Reasons & Remarks: Speedy Awards For Terry & Jim

You only have to meet Jim once for it to become clearly evident that his military discipline commands an aura of respect

By Tom Fjerstad/Editor

The Paralyzed Veterans of America (PVA) Annual Convention took place in mid-May in Aurora, Colo. This was my 28th PVA convention. And while many things have changed over the years, many of the important aspects of the gathering have remained the same.

One of these is the presentation of the Speedy Awards.
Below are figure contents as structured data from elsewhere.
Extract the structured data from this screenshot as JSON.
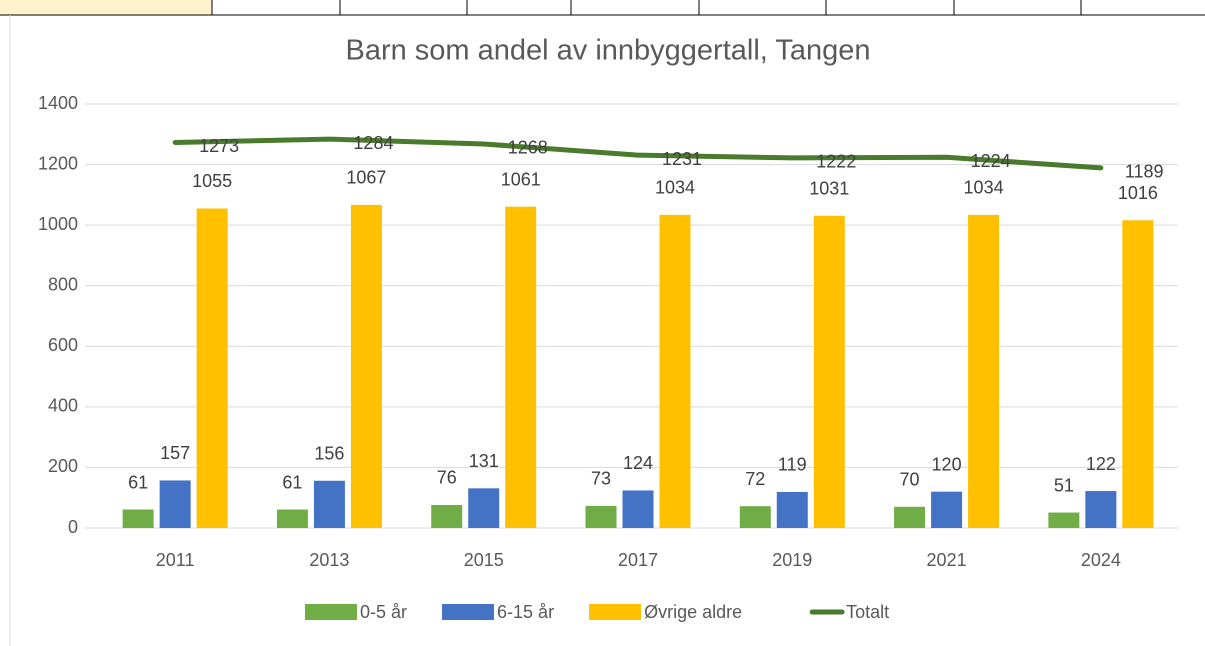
{
  "chart_data": {
    "type": "bar_line",
    "title": "Barn som andel av innbyggertall, Tangen",
    "categories": [
      "2011",
      "2013",
      "2015",
      "2017",
      "2019",
      "2021",
      "2024"
    ],
    "series": [
      {
        "name": "0-5 år",
        "color": "#70ad47",
        "type": "bar",
        "values": [
          61,
          61,
          76,
          73,
          72,
          70,
          51
        ]
      },
      {
        "name": "6-15 år",
        "color": "#4472c4",
        "type": "bar",
        "values": [
          157,
          156,
          131,
          124,
          119,
          120,
          122
        ]
      },
      {
        "name": "Øvrige aldre",
        "color": "#ffc000",
        "type": "bar",
        "values": [
          1055,
          1067,
          1061,
          1034,
          1031,
          1034,
          1016
        ]
      },
      {
        "name": "Totalt",
        "color": "#4a7a2c",
        "type": "line",
        "values": [
          1273,
          1284,
          1268,
          1231,
          1222,
          1224,
          1189
        ]
      }
    ],
    "ylim": [
      0,
      1400
    ],
    "yticks": [
      0,
      200,
      400,
      600,
      800,
      1000,
      1200,
      1400
    ],
    "grid": true,
    "legend": "bottom"
  }
}
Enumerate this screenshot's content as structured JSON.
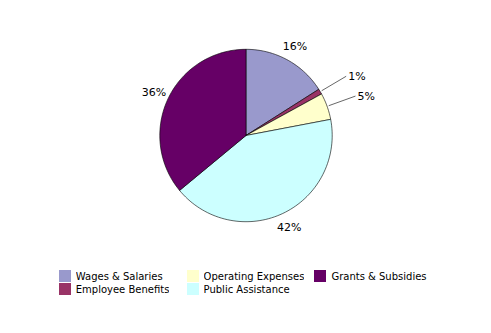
{
  "chart_data": {
    "type": "pie",
    "categories": [
      "Wages & Salaries",
      "Employee Benefits",
      "Operating Expenses",
      "Public Assistance",
      "Grants & Subsidies"
    ],
    "values": [
      16,
      1,
      5,
      42,
      36
    ],
    "value_labels": [
      "16%",
      "1%",
      "5%",
      "42%",
      "36%"
    ],
    "colors": [
      "#9999CC",
      "#993366",
      "#FFFFCC",
      "#CCFFFF",
      "#660066"
    ],
    "data_labels": true,
    "legend": "bottom"
  }
}
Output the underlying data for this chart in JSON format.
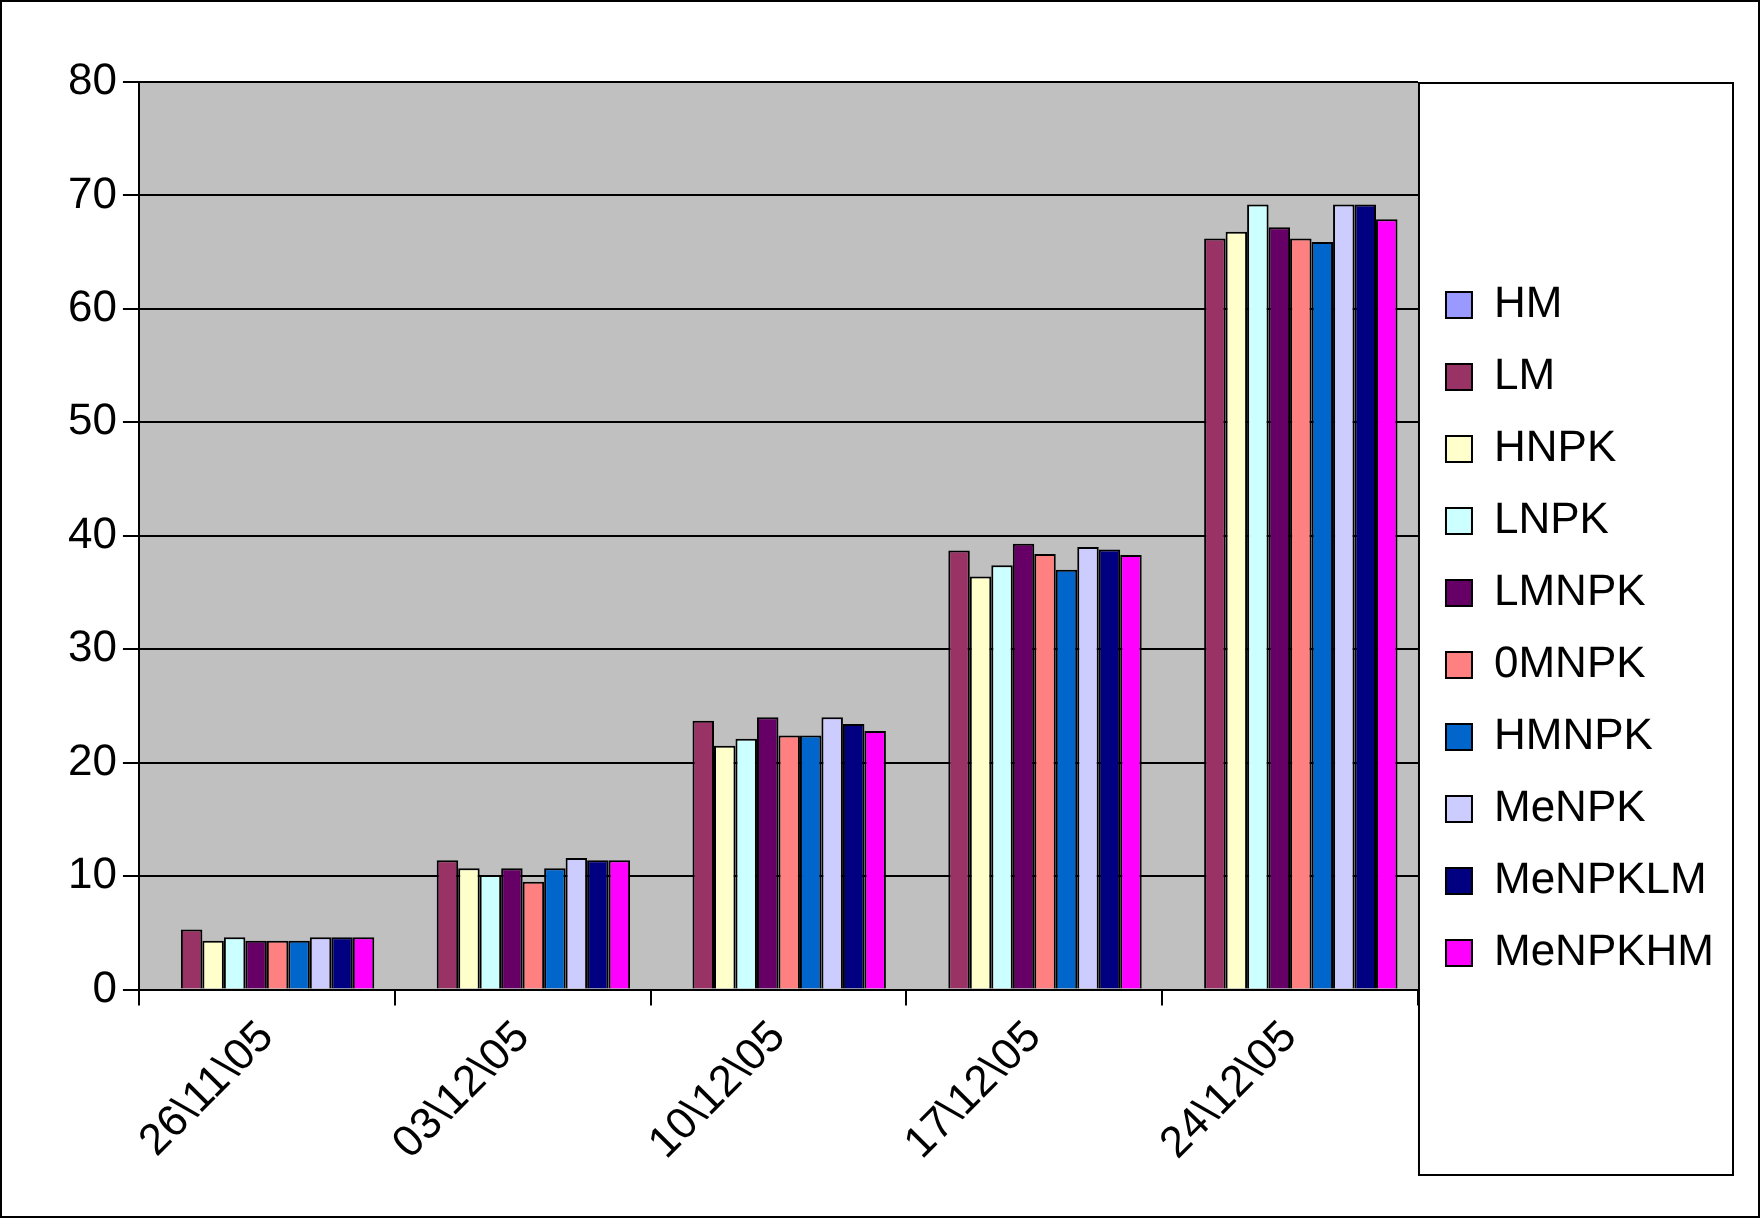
{
  "chart_data": {
    "type": "bar",
    "categories": [
      "26\\11\\05",
      "03\\12\\05",
      "10\\12\\05",
      "17\\12\\05",
      "24\\12\\05"
    ],
    "series": [
      {
        "name": "HM",
        "color": "#9999ff",
        "values": [
          null,
          null,
          null,
          null,
          null
        ]
      },
      {
        "name": "LM",
        "color": "#993366",
        "values": [
          5.3,
          11.4,
          23.7,
          38.7,
          66.2
        ]
      },
      {
        "name": "HNPK",
        "color": "#ffffcc",
        "values": [
          4.3,
          10.7,
          21.5,
          36.4,
          66.8
        ]
      },
      {
        "name": "LNPK",
        "color": "#ccffff",
        "values": [
          4.6,
          10.1,
          22.1,
          37.4,
          69.2
        ]
      },
      {
        "name": "LMNPK",
        "color": "#660066",
        "values": [
          4.3,
          10.7,
          24.0,
          39.3,
          67.2
        ]
      },
      {
        "name": "0MNPK",
        "color": "#ff8080",
        "values": [
          4.3,
          9.5,
          22.4,
          38.4,
          66.2
        ]
      },
      {
        "name": "HMNPK",
        "color": "#0066cc",
        "values": [
          4.3,
          10.7,
          22.4,
          37.0,
          65.9
        ]
      },
      {
        "name": "MeNPK",
        "color": "#ccccff",
        "values": [
          4.6,
          11.6,
          24.0,
          39.0,
          69.2
        ]
      },
      {
        "name": "MeNPKLM",
        "color": "#000080",
        "values": [
          4.6,
          11.4,
          23.4,
          38.8,
          69.2
        ]
      },
      {
        "name": "MeNPKHM",
        "color": "#ff00ff",
        "values": [
          4.6,
          11.4,
          22.8,
          38.3,
          67.9
        ]
      }
    ],
    "ylim": [
      0,
      80
    ],
    "yticks": [
      0,
      10,
      20,
      30,
      40,
      50,
      60,
      70,
      80
    ],
    "grid": "y",
    "legend": "right"
  }
}
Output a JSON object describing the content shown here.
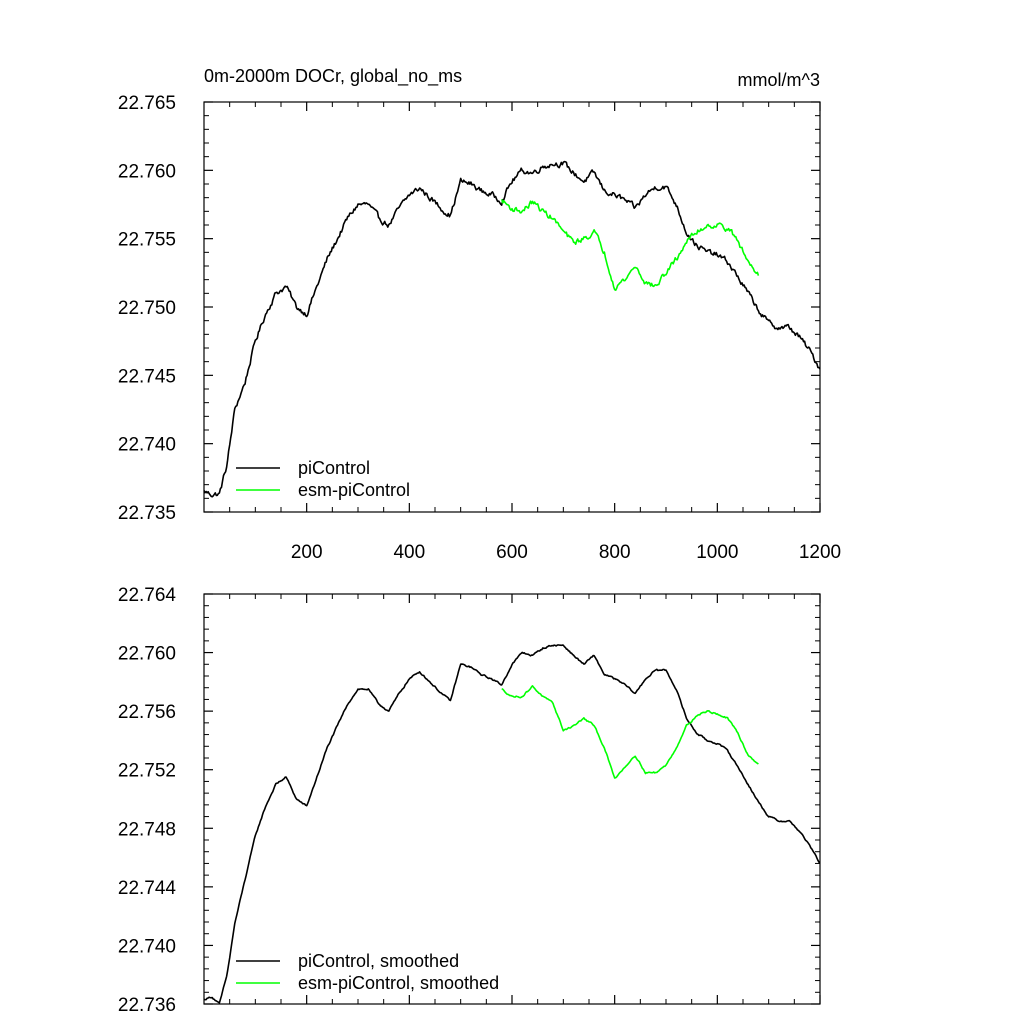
{
  "chart_data": [
    {
      "type": "line",
      "title": "0m-2000m DOCr, global_no_ms",
      "units_label": "mmol/m^3",
      "xlim": [
        0,
        1200
      ],
      "ylim": [
        22.735,
        22.765
      ],
      "x_ticks": [
        200,
        400,
        600,
        800,
        1000,
        1200
      ],
      "x_tick_labels": [
        "200",
        "400",
        "600",
        "800",
        "1000",
        "1200"
      ],
      "y_ticks": [
        22.735,
        22.74,
        22.745,
        22.75,
        22.755,
        22.76,
        22.765
      ],
      "y_tick_labels": [
        "22.735",
        "22.740",
        "22.745",
        "22.750",
        "22.755",
        "22.760",
        "22.765"
      ],
      "grid": false,
      "legend_position": "bottom-left",
      "noise": 0.00035,
      "series": [
        {
          "name": "piControl",
          "color": "#000000",
          "x": [
            0,
            15,
            30,
            45,
            60,
            80,
            100,
            120,
            140,
            160,
            180,
            200,
            220,
            240,
            260,
            280,
            300,
            320,
            340,
            360,
            380,
            400,
            420,
            440,
            460,
            480,
            500,
            520,
            540,
            560,
            580,
            600,
            620,
            640,
            660,
            680,
            700,
            720,
            740,
            760,
            780,
            800,
            820,
            840,
            860,
            880,
            900,
            920,
            940,
            960,
            980,
            1000,
            1020,
            1040,
            1060,
            1080,
            1100,
            1120,
            1140,
            1160,
            1180,
            1200
          ],
          "values": [
            22.7365,
            22.7363,
            22.7363,
            22.7385,
            22.7425,
            22.7445,
            22.7475,
            22.7495,
            22.751,
            22.7515,
            22.75,
            22.7495,
            22.7515,
            22.7535,
            22.755,
            22.7565,
            22.7575,
            22.7575,
            22.7565,
            22.756,
            22.7572,
            22.7582,
            22.7587,
            22.758,
            22.7573,
            22.7567,
            22.7592,
            22.759,
            22.7585,
            22.7582,
            22.7578,
            22.7592,
            22.76,
            22.7598,
            22.7603,
            22.7605,
            22.7605,
            22.7598,
            22.7592,
            22.7598,
            22.7585,
            22.7582,
            22.7578,
            22.7572,
            22.7582,
            22.7588,
            22.7588,
            22.7575,
            22.7555,
            22.7545,
            22.754,
            22.7538,
            22.7533,
            22.7522,
            22.751,
            22.7498,
            22.7488,
            22.7485,
            22.7485,
            22.7478,
            22.7468,
            22.7455
          ]
        },
        {
          "name": "esm-piControl",
          "color": "#00ff00",
          "x": [
            580,
            600,
            620,
            640,
            660,
            680,
            700,
            720,
            740,
            760,
            780,
            800,
            820,
            840,
            860,
            880,
            900,
            920,
            940,
            960,
            980,
            1000,
            1020,
            1040,
            1060,
            1080
          ],
          "values": [
            22.7578,
            22.7572,
            22.757,
            22.7577,
            22.757,
            22.7565,
            22.7555,
            22.7547,
            22.755,
            22.7555,
            22.754,
            22.7515,
            22.752,
            22.753,
            22.7518,
            22.7515,
            22.7525,
            22.7535,
            22.7548,
            22.7555,
            22.756,
            22.756,
            22.7558,
            22.7548,
            22.7533,
            22.7525
          ]
        }
      ]
    },
    {
      "type": "line",
      "title": "",
      "xlim": [
        0,
        1200
      ],
      "ylim": [
        22.736,
        22.764
      ],
      "x_ticks": [
        200,
        400,
        600,
        800,
        1000,
        1200
      ],
      "y_ticks": [
        22.736,
        22.74,
        22.744,
        22.748,
        22.752,
        22.756,
        22.76,
        22.764
      ],
      "y_tick_labels": [
        "22.736",
        "22.740",
        "22.744",
        "22.748",
        "22.752",
        "22.756",
        "22.760",
        "22.764"
      ],
      "grid": false,
      "legend_position": "bottom-left",
      "noise": 0.0001,
      "series": [
        {
          "name": "piControl, smoothed",
          "color": "#000000",
          "x": [
            0,
            15,
            30,
            45,
            60,
            80,
            100,
            120,
            140,
            160,
            180,
            200,
            220,
            240,
            260,
            280,
            300,
            320,
            340,
            360,
            380,
            400,
            420,
            440,
            460,
            480,
            500,
            520,
            540,
            560,
            580,
            600,
            620,
            640,
            660,
            680,
            700,
            720,
            740,
            760,
            780,
            800,
            820,
            840,
            860,
            880,
            900,
            920,
            940,
            960,
            980,
            1000,
            1020,
            1040,
            1060,
            1080,
            1100,
            1120,
            1140,
            1160,
            1180,
            1200
          ],
          "values": [
            22.7363,
            22.7365,
            22.736,
            22.738,
            22.7415,
            22.7445,
            22.7475,
            22.7495,
            22.751,
            22.7515,
            22.75,
            22.7495,
            22.7515,
            22.7535,
            22.755,
            22.7565,
            22.7575,
            22.7575,
            22.7565,
            22.756,
            22.7572,
            22.7582,
            22.7587,
            22.758,
            22.7573,
            22.7567,
            22.7592,
            22.759,
            22.7585,
            22.7582,
            22.7578,
            22.7592,
            22.76,
            22.7598,
            22.7603,
            22.7605,
            22.7605,
            22.7598,
            22.7592,
            22.7598,
            22.7585,
            22.7582,
            22.7578,
            22.7572,
            22.7582,
            22.7588,
            22.7588,
            22.7575,
            22.7555,
            22.7545,
            22.754,
            22.7538,
            22.7533,
            22.7522,
            22.751,
            22.7498,
            22.7488,
            22.7485,
            22.7485,
            22.7478,
            22.7468,
            22.7456
          ]
        },
        {
          "name": "esm-piControl, smoothed",
          "color": "#00ff00",
          "x": [
            580,
            600,
            620,
            640,
            660,
            680,
            700,
            720,
            740,
            760,
            780,
            800,
            820,
            840,
            860,
            880,
            900,
            920,
            940,
            960,
            980,
            1000,
            1020,
            1040,
            1060,
            1080
          ],
          "values": [
            22.7575,
            22.757,
            22.757,
            22.7577,
            22.757,
            22.7565,
            22.7547,
            22.755,
            22.7555,
            22.755,
            22.7535,
            22.7514,
            22.7522,
            22.753,
            22.7518,
            22.7518,
            22.7523,
            22.7535,
            22.755,
            22.7557,
            22.756,
            22.7558,
            22.7555,
            22.7545,
            22.753,
            22.7524
          ]
        }
      ]
    }
  ]
}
The PVA Speedy Award was created in 1956 to acknowledge the outstanding accomplishments of both members and non-members and to recognize significant contributions to improving the lives of America’s paralyzed veterans.

Award recipients have included doctors and researchers, members of Congress, PVA members and others who had a dedicated commitment to our organization or our greater cause as a whole.

Herbert S. Talbot, MD, received the award in 1958. Talbot was the chief of the Paraplegic Services and Urology at the West Roxbury VA (Department of Veterans Affairs) Hospital in Massachusetts and had authored an article published in the July 7, 1956, issue of The Journal of the American Medical Association, titled Care of the Bladder in Neurological Disorders and another in the March 27, 1958, issue of the New England Journal of Medicine, called Functional Disorders of the Urinary Bladder.

Talbot is a name I randomly plucked from our list of Speedy recipients as an example of the truly exceptional people who either directly or indirectly had a profound effect on the well-being of PVA members and others. A book could be written to exhume the accomplishments of all the recipients of our most prestigious award.

This year’s Speedy recipients are James (Jim) Russell and Terrance (Terry) Tyna (posthumously). 

I was serving as a parliamentarian in 2003 at the annual PVA convention in San Juan, Puerto Rico, when I saw Terry digging through an enormous stack of papers. He always came to the meetings extremely well-prepared. I also noticed his copy of Robert’s Rules of Order was dog-eared and full of sticky notes, even more so than usual.

Sensing that something was up, I confronted Terry, who became a bit flummoxed and began to explain a situation he was preparing for surrounding a particular piece of business. Terry assured me he wasn’t looking to play “gotcha” with the parliamentarian, but he had a sincere and deep concern things could possibly go down a path that would be unfair.

I always admired Terry for his unwavering and relentless pursuit of fairness when it came to issues that affected his fellow veterans. Terry’s greatest passion was advocating for PVA members’ health care, as was evidenced by his years of service on PVA’s Field Advisory Committee, whose mission is to assist the organization in assuring that all PVA members receive the highest quality health care.

PVA is unquestionably for the less without him. Terry, we miss you and wish you could have received your well-deserved Speedy while you were still rolling the halls of spinal-cord injury centers and looking for ways to improve our mutual well-being.

Many PVA members who know Jim Russell may first think of his passion for trapshooting. But there’s so much more to this man who has supported our organization for decades — more than I can begin to touch upon in this editorial.

Jim enlisted in the Marine Corps in 1958 and began his military career as a private. After serving three tours of duty in Vietnam and earning a bachelor’s degree in business/economics from Chapman College (now Chapman University) in Orange, Calif., he had climbed the ladder to the rank
of major.

He joined PVA in 1978 following a motorcycle accident while stationed at Marine Corps Base Camp Pendleton near Oceanside, Calif. After his retirement from the Marines, he continued his education, obtaining a Master of Business Administration from San Diego State University in San Diego.

You only have to meet Jim once for it to become clearly evident that his military discipline commands an aura of respect. This, combined with an astute grasp of business acumen, meant PVA was blessed with a true leader.

Jim has served in many positions with PVA over the years, but one that touches me personally is his service on PVA’s Judicial Committee. This committee adjudicates all complaints against individual PVA members. He’s now chairman of the committee on which he has served since 2004.

I was fortunate to serve on this committee with Jim for a few years and saw firsthand the amazingly fair and calm demeanor he possessed while deliberating the cases. If you know Jim, please pass on your appreciation for all he has done for PVA.

Congratulations, Terry and Jim. I’ve been honored to serve with each of you and feel blessed to call both of you friends.